Second, watch out for noise. Shadows/Highlights can bring out a lot of detail in a dark area. However, those dark areas are often filled with noise, especially if you have used a high ISO setting for the photograph. As you brighten those areas, noise can become obvious. You may have to reduce the shadows adjustment so that the noise doesn't overpower your image. Or you may have to use noise-adjustment software, such as Nik Software Dfine or Imagenomic Noiseware.
|Highlights are adjusted to balance the overall image as needed.|
Highlights are trickier than shadows, which is probably one reason why Adobe used 0 percent as the default for them. As shadows get brighter, you'll often see something from the scene, even if it's mainly noise. But when highlights are really bright, detail can be gone from them. So as you darken them to bring something back, there's nothing to reveal. You can't expect Shadows/Highlights to magically bring in detail in highlights where nothing was captured by the camera.
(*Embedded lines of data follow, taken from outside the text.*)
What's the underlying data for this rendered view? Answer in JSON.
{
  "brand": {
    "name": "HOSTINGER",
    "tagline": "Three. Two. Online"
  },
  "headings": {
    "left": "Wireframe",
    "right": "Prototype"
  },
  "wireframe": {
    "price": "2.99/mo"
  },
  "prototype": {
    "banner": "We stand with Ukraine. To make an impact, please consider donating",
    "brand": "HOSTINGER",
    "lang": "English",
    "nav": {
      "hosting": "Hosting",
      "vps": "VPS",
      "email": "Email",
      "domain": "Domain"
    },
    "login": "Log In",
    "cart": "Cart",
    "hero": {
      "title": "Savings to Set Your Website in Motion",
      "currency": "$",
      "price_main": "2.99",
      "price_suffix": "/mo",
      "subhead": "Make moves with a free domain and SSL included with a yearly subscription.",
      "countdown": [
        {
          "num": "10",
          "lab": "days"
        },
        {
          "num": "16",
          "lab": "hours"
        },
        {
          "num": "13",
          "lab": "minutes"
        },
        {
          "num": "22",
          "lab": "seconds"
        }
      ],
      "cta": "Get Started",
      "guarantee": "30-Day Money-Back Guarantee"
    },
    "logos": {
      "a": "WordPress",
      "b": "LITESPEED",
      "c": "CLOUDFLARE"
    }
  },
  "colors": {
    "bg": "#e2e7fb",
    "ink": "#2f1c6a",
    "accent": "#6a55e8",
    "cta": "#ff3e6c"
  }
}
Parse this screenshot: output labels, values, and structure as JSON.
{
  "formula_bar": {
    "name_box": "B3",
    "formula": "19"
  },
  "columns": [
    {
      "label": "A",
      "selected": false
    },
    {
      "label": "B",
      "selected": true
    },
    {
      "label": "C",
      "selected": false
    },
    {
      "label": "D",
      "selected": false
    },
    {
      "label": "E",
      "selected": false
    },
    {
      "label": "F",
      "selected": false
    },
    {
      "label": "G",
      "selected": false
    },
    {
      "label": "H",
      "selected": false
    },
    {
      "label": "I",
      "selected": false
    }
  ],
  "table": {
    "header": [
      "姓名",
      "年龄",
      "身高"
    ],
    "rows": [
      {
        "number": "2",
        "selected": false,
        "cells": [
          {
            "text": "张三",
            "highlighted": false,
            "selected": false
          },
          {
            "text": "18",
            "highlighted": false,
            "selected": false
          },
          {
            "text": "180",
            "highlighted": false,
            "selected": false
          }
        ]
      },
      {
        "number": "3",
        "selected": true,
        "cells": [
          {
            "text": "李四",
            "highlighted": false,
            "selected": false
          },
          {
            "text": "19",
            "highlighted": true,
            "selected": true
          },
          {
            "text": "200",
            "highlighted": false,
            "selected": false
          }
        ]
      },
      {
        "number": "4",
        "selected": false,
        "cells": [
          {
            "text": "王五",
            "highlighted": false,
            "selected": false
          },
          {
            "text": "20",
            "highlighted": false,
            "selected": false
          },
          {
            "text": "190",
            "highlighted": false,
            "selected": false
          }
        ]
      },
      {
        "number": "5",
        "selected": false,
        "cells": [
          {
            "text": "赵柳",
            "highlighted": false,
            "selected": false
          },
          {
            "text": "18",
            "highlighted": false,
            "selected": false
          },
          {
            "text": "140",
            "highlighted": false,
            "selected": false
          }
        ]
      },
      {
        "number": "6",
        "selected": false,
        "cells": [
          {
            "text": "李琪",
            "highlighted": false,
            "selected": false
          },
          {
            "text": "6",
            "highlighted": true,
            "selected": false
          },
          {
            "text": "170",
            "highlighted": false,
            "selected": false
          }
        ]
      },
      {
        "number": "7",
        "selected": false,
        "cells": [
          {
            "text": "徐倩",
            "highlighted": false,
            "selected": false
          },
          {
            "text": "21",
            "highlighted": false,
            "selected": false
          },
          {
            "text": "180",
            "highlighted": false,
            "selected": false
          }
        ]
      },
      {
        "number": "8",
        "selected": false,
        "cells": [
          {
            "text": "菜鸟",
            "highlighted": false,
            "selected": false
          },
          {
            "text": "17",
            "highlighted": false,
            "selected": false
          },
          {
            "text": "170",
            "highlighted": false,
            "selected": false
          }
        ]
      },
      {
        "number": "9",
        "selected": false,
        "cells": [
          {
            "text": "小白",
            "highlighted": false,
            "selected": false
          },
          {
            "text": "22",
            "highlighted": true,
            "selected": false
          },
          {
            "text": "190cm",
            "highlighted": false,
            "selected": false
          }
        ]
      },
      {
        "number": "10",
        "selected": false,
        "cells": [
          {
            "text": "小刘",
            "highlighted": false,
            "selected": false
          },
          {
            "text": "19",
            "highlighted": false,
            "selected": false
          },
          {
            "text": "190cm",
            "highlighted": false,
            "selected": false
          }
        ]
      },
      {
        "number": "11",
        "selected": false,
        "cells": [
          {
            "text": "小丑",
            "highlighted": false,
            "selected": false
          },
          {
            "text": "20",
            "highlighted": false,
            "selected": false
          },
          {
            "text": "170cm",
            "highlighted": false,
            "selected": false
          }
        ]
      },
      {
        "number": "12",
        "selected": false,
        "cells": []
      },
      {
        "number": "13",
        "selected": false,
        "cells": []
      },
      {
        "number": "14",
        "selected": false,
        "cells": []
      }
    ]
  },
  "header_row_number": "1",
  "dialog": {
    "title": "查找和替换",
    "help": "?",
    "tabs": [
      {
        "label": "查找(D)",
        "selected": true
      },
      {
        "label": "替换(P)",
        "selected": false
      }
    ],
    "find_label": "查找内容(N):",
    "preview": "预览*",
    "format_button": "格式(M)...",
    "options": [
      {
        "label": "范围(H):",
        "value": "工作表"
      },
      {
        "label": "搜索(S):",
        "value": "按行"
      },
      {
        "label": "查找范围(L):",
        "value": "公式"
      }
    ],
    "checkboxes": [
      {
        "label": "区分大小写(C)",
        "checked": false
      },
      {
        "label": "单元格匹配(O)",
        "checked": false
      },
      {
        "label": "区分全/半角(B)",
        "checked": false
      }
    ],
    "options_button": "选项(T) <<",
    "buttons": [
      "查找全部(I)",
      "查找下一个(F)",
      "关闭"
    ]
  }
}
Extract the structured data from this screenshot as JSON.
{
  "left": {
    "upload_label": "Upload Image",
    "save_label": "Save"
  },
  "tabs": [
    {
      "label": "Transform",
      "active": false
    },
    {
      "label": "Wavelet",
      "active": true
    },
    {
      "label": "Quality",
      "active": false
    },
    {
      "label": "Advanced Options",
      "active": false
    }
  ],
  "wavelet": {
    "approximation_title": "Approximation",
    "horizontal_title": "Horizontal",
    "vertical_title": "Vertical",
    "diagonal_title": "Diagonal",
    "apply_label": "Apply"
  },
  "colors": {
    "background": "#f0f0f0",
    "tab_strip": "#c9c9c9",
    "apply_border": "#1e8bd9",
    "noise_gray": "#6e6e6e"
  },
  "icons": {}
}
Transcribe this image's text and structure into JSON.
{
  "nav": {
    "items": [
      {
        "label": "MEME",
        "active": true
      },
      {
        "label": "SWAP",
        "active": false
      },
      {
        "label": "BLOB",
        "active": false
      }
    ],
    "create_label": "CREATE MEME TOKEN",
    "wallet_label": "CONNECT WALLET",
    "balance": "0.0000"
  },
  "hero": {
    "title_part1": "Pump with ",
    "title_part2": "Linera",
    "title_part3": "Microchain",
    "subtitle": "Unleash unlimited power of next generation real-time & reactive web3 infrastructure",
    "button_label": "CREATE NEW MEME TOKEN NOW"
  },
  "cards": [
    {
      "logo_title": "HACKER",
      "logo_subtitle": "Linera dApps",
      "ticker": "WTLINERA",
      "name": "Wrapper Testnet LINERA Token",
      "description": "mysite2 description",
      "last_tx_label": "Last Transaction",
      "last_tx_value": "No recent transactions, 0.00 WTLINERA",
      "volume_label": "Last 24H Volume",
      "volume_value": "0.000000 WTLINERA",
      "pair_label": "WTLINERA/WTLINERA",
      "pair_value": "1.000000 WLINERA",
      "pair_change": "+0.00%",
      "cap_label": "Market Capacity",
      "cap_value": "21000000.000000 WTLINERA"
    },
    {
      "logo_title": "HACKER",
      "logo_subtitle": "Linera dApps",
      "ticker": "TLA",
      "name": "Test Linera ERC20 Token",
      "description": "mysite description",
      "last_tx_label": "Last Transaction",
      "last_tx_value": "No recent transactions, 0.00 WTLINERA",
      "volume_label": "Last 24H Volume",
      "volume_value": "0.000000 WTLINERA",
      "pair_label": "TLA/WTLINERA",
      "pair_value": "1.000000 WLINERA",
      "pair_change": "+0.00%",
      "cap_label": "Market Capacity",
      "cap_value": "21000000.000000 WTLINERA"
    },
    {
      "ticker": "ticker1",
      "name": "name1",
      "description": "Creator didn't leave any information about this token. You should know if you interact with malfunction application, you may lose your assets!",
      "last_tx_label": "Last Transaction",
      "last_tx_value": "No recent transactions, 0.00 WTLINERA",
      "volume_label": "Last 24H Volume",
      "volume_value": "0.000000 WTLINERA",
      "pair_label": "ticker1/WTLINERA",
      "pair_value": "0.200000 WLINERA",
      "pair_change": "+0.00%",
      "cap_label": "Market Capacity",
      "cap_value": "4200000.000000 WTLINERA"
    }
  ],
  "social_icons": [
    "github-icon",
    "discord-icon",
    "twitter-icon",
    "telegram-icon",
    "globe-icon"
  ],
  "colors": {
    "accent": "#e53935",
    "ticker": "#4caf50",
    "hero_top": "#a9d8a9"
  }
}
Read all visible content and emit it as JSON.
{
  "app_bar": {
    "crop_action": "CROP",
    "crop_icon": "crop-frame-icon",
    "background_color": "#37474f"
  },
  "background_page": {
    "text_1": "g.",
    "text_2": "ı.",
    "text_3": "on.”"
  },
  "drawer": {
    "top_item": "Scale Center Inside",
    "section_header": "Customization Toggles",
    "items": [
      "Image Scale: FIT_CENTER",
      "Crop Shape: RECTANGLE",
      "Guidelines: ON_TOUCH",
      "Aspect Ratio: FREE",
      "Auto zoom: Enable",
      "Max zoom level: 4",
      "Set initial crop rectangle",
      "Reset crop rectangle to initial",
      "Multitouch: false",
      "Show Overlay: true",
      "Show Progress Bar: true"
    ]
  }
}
However, bright areas with some detail can be darkened quite nicely with Shadows/Highlights. This can bring them more into balance with the rest of the picture. Start by moving up the Amount slider in jumps of about 10 percentage points and see what happens.
Tweak Tonal Width and Radius just as in Shadows to refine how the highlights are affected from this adjustment. These two sliders work similarly to their counterparts in Shadows, but obviously affecting highlights.
When you work with shadows, you try to bring out detail in the dark areas of your photograph without making those areas look unnatural. When working with highlights, your goal isn't about bringing out details, but about balance. You want to balance highlights visually with the rest of the picture, which is why you do them after you've adjusted shadows.